Stellen Sie sich vor, das GModG ist ausgefertigt und im Bundesgesetzblatt verkündet — am Tag danach laufen Ihre 25 aktiven Inserate weiter, alle mit der bisherigen Pflichtangabe. Drei Vorschriften ändern sich an genau diesem Tag: § 80 (Vorlage und Übergabe), § 87 (Inseratspflicht) und § 108 (Bußgelder). Wirtschaftlich gefährlich ist dabei selten das behördliche Bußgeld; es ist die UWG-Abmahnung, die der Bundesgerichtshof bereits 2017 für genau diese Konstellation bestätigt hat.

Professionelle Immobilienmaklerin im Blazer am hellen Holzschreibtisch — hält ein Tablet mit einer Immobilieninserat-Vorschau samt Energieeffizienz-Farbband (grün bis rot); daneben eine geöffnete Aktenmappe mit Energieausweis, ein Bund Hausschlüssel und ein Stift in warmem Tageslicht (GModG-Inseratspflicht nach § 87)

Wer das vermeiden möchte, hat bis zum Inkrafttreten drei Aufgaben: Inseratsvorlagen aufrüsten, den Übergabe-Ablauf protokollieren und die Ausweis-Erstellung auslagern — als Ausweichlösung oder gleich als Standardlösung. Warum diese drei Aufgaben, woher die Sanktion genau kommt und welcher Zeitplan dahintersteht — in dieser Reihenfolge im Folgenden.

Hinweis — Kabinettsentwurf, noch kein geltendes Recht. Stand: Kabinettsbeschluss vom 13.05.2026. Inkrafttreten erst nach Bundestag, Bundesrat und Verkündung. Konkrete Paragraphen-Verweise beziehen sich auf den Kabinettsentwurf; der wahrscheinliche Wortlaut ist unten zitiert. Im Detail verweisen wir auf den Übersichts-Faktencheck.

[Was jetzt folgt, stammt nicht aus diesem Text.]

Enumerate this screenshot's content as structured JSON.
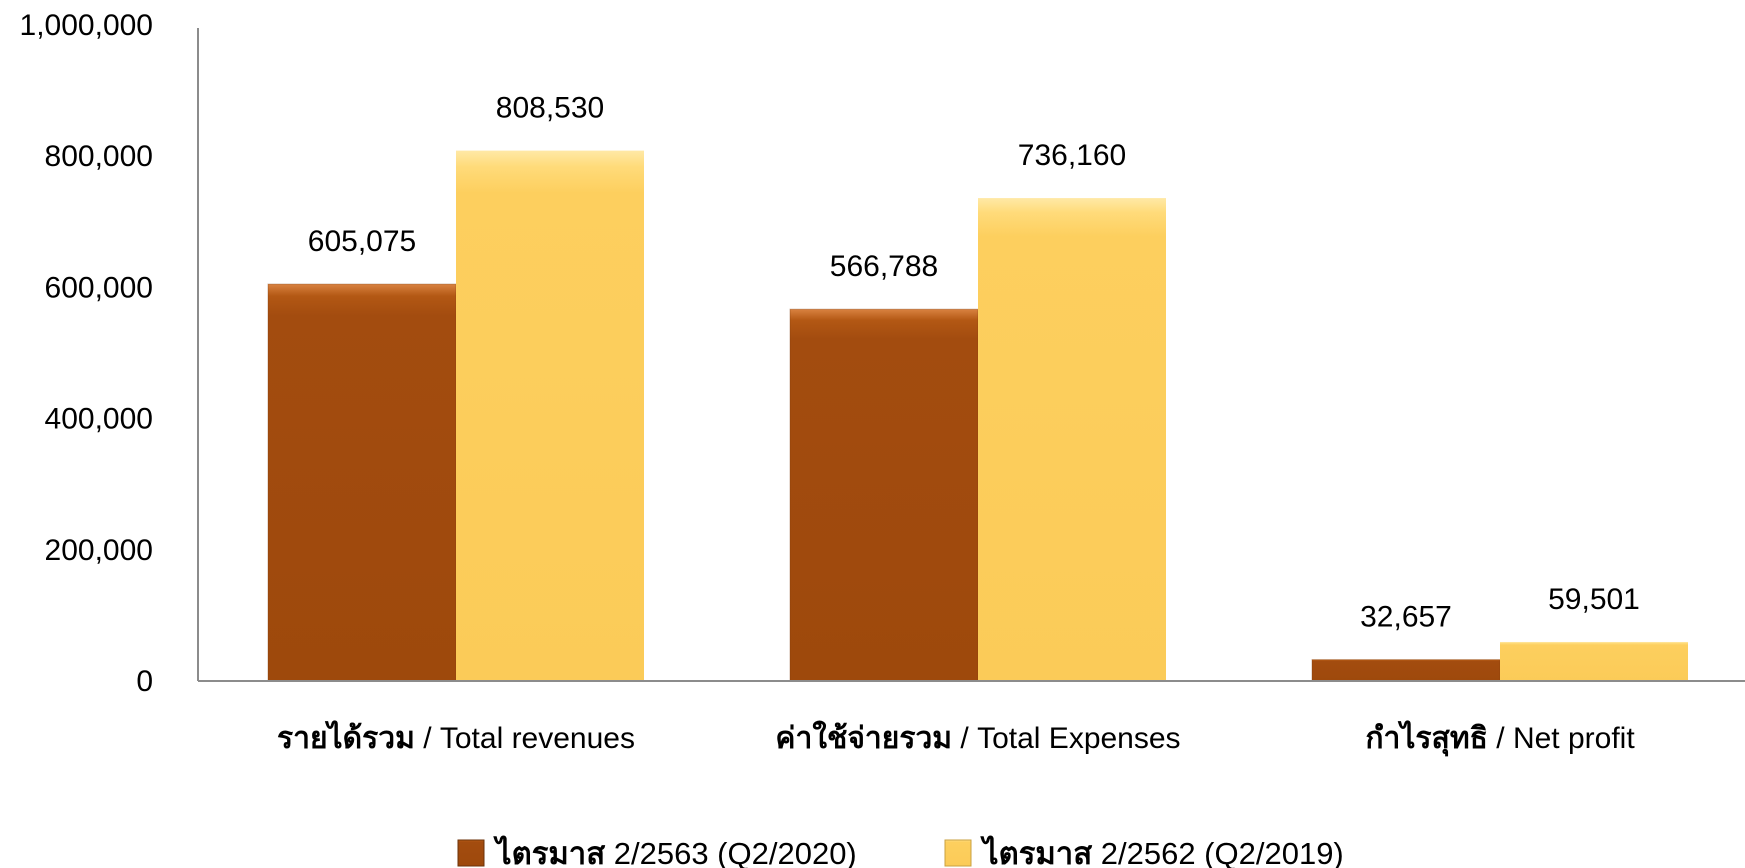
{
  "chart_data": {
    "type": "bar",
    "categories": [
      {
        "thai": "รายได้รวม",
        "en": " / Total revenues"
      },
      {
        "thai": "ค่าใช้จ่ายรวม",
        "en": " / Total Expenses"
      },
      {
        "thai": "กำไรสุทธิ",
        "en": " / Net profit"
      }
    ],
    "series": [
      {
        "name_thai": "ไตรมาส",
        "name_rest": " 2/2563 (Q2/2020)",
        "values": [
          605075,
          566788,
          32657
        ],
        "labels": [
          "605,075",
          "566,788",
          "32,657"
        ],
        "color": "#A34C0F"
      },
      {
        "name_thai": "ไตรมาส",
        "name_rest": " 2/2562 (Q2/2019)",
        "values": [
          808530,
          736160,
          59501
        ],
        "labels": [
          "808,530",
          "736,160",
          "59,501"
        ],
        "color": "#FDCF5E"
      }
    ],
    "ylim": [
      0,
      1000000
    ],
    "yticks": [
      0,
      200000,
      400000,
      600000,
      800000,
      1000000
    ],
    "ytick_labels": [
      "0",
      "200,000",
      "400,000",
      "600,000",
      "800,000",
      "1,000,000"
    ],
    "grid": false,
    "legend_position": "bottom"
  }
}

Was sich für Sie als Makler ändert

Drei Vorschriften sind direkt maklerrelevant — und in der Substanz unterschiedlich tief umgebaut:

BereichGEG heuteGModG-Entwurf (vorgesehen)Maklerrelevanz
Inseratspflicht§ 87 Abs. 1 Nr. 2 GEG: Endenergiebedarf / -verbrauch in kWh/(m²·a)§ 87 GModG-E: Jahres-Primärenergiebedarf in kWh/(m²·a) + AusstellungsdatumKennzahlenwechsel: andere Größe, gleiche Einheit
Vorlage / Übergabe§ 80 Abs. 4 GEG§ 80 Abs. 4 + Abs. 5 GModG-Estrukturell unverändert, klarer formuliert
Bußgeldrahmen§ 108 GEG, bis 10.000 €§ 108 GModG-E, sechs Tatbestände rund um den Ausweis, je bis 10.000 €Drei Tatbestände treffen Makler direkt

§ 87 — neue Kennzahl im Inserat, neue Absolutwerte im Ausweis

Die größte inhaltliche Änderung steckt im neuen § 87 GModG-E. Der Wortlaut sieht vor, dass die Anzeige künftig folgende Pflichtangaben enthält:

  1. ob der Energieausweis nach § 81 (Bedarf) oder § 82 (Verbrauch) ausgestellt wurde,
  2. das Ausstellungsdatum, den Jahres-Primärenergiebedarf in kWh/(m²·a), die Energieeffizienzklasse, das Baujahr und die wesentlichen Energieträger für die Heizung.

Das klingt nach Wortklauberei, ist aber ein Kennzahlenwechsel. Heute schreibt § 87 Abs. 1 Nr. 2 GEG für die Immobilienanzeige den Endenergiebedarf oder Endenergieverbrauch vor. Künftig steht dort stattdessen der Primärenergiebedarf. Das ist eine fachlich andere Größe: der Endenergiewert wird mit dem Primärenergiefaktor des jeweiligen Energieträgers multipliziert. Die Zahl im Inserat wird in vielen Fällen eine andere — ohne dass sich am Gebäude etwas geändert hat. Geänderte Primärenergiefaktoren verstärken den Effekt zusätzlich.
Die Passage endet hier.